Der Organist hört auf zu spielen, es ist Zeit für die Traueransprache. Auf einen Trauerredner hat die Familie verzichtet.
„Das mache ich natürlich selbst“, hatte der Bruder des Verstorbenen gesagt, „ich habe immer schon nette Verse geschrieben und sehr viele Briefe verfasst, ich werde meinem Bruder eine schöne und würdige Rede schreiben, nicht sowas 08/15 von der Stange, wie das diese Trauerredner machen.“
Der Sarg ist aus poliertem Palisanderfurnier, goldfarbene Beschläge, alles hochglänzend. Der Blumenschmuck komplett in Weiß umfließt den Sarg förmlich.
Etwa 50 Leute sind gekommen, um von dem Verstorbenen Abschied zu nehmen und warten jetzt darauf, daß der Bruder nach vorne ans Rednerpult geht und mit der Trauerrede beginnt.
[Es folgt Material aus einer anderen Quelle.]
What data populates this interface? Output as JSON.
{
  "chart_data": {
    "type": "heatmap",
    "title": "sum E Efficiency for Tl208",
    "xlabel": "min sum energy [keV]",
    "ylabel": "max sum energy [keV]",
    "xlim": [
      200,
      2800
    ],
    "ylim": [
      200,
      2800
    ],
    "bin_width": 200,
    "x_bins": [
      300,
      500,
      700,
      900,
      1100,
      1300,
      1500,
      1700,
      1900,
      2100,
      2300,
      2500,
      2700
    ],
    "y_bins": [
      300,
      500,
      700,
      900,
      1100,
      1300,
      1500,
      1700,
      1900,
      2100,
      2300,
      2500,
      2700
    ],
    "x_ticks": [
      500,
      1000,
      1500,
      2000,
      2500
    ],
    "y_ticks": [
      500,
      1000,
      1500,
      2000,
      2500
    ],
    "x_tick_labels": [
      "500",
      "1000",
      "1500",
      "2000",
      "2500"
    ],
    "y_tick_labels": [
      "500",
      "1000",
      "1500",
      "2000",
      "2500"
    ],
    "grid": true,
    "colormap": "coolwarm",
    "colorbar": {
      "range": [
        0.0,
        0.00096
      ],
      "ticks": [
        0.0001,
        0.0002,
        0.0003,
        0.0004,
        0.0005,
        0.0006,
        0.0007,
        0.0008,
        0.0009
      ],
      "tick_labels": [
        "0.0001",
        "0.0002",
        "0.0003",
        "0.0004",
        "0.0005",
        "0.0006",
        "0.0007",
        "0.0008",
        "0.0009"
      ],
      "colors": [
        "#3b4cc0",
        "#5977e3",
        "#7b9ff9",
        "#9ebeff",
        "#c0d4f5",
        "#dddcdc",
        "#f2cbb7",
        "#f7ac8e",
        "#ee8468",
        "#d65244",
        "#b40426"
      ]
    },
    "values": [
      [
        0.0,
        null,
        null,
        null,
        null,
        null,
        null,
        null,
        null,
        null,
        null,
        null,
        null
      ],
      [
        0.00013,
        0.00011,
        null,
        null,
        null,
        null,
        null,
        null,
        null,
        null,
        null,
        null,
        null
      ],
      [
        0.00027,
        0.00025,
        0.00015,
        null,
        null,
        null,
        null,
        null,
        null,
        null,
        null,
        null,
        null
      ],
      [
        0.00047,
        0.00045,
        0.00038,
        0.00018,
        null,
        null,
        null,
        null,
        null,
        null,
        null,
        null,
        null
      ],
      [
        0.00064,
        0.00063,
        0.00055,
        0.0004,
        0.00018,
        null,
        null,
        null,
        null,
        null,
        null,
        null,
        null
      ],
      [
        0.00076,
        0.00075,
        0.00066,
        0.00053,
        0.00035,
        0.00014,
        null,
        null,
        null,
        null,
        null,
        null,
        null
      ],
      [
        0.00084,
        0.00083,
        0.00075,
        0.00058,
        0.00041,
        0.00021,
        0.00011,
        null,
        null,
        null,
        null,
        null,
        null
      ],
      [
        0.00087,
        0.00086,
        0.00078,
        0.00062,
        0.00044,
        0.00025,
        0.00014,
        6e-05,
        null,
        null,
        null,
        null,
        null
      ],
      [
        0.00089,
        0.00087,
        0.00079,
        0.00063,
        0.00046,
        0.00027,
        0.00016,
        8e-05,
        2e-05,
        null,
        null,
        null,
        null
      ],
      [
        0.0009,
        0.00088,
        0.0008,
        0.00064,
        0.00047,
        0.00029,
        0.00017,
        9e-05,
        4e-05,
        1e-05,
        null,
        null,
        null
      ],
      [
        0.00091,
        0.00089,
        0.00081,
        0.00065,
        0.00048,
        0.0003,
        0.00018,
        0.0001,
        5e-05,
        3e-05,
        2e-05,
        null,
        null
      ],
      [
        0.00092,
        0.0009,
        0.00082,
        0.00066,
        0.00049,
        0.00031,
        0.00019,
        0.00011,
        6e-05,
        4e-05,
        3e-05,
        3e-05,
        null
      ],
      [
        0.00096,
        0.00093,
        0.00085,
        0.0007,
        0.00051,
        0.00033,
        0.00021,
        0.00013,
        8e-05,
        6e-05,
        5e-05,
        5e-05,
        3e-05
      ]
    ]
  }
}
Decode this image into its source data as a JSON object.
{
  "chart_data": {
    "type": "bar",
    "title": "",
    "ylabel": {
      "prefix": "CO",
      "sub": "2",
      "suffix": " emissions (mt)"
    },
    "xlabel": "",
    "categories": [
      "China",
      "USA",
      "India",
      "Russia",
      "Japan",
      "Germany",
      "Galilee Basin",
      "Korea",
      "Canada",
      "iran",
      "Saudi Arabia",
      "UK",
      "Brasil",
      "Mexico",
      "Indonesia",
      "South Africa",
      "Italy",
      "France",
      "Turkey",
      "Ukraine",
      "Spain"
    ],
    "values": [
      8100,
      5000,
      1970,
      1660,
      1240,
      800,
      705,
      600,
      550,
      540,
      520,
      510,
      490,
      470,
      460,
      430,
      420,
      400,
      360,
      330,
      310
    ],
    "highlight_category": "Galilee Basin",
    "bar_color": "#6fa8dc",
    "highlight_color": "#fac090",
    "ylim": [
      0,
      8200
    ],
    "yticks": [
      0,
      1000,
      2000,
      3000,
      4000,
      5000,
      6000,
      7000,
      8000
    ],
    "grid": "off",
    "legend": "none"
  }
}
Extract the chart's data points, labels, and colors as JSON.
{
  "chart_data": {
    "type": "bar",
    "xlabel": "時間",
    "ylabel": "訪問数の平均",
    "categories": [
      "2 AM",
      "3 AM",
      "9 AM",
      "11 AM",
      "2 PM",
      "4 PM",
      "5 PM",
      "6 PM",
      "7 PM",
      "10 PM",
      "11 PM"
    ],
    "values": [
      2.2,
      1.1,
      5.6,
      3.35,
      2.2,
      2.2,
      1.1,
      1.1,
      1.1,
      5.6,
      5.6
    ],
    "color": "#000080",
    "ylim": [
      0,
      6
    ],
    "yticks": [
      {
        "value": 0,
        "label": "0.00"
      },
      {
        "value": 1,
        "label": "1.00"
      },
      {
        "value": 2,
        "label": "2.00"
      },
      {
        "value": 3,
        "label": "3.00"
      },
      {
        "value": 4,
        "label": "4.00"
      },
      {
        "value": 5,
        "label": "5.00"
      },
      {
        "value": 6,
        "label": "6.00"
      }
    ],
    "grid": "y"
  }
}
Vor der Trauerfeier war er, ein wenig an einen Gockel erinnernd, an der Tür der Trauerhalle auf und ab stolziert, hatte sich, mit seinem Manuskript in der Hand, als Zeremonienmeister betätigt und unsere Frau Halberstadt etwas rüde weggeschickt.
Frau Halberstadt ist eine Rentnerin, die sich hin und wieder etwas hinzuverdient, indem sie uns ihr nettes Äußeres und ihr freundliches Wesen vermietet. Sie betreut Trauerfeiern, legt die Kondolenzlisten aus und begleitet die Familien durch die Trauerfeier und zum Grab. Seit dem Tod ihres Mannes vor sechs Jahren ist sie unserem Haus verbunden, sie fand das damals so schön, wie eine andere Dame das bei der Trauerfeier ihres Mannes gemacht hat und fragte einfach, ob sie so etwas nicht auch machen dürfe.
Bei dieser Trauerfeier wollte Frau Halberstadt die engsten Angehörigen auf die reservierten Plätze in der ersten Reihe begleiten, doch der Zeremoniengockel wies sie barsch ab: „Gehen Sie mal schön an Ihre Kondolenzliste, um die wichtigen Sachen kümmere ich mich selbst.“
In der Trauerhalle sitzt sie immer vorne in der ersten Reihe ganz links außen etwas schräg auf ihren Stuhl, hat alles im Blick und kann nötigenfalls eingreifen. Ihr kennt ja den Spruch: Irgendwas ist immer.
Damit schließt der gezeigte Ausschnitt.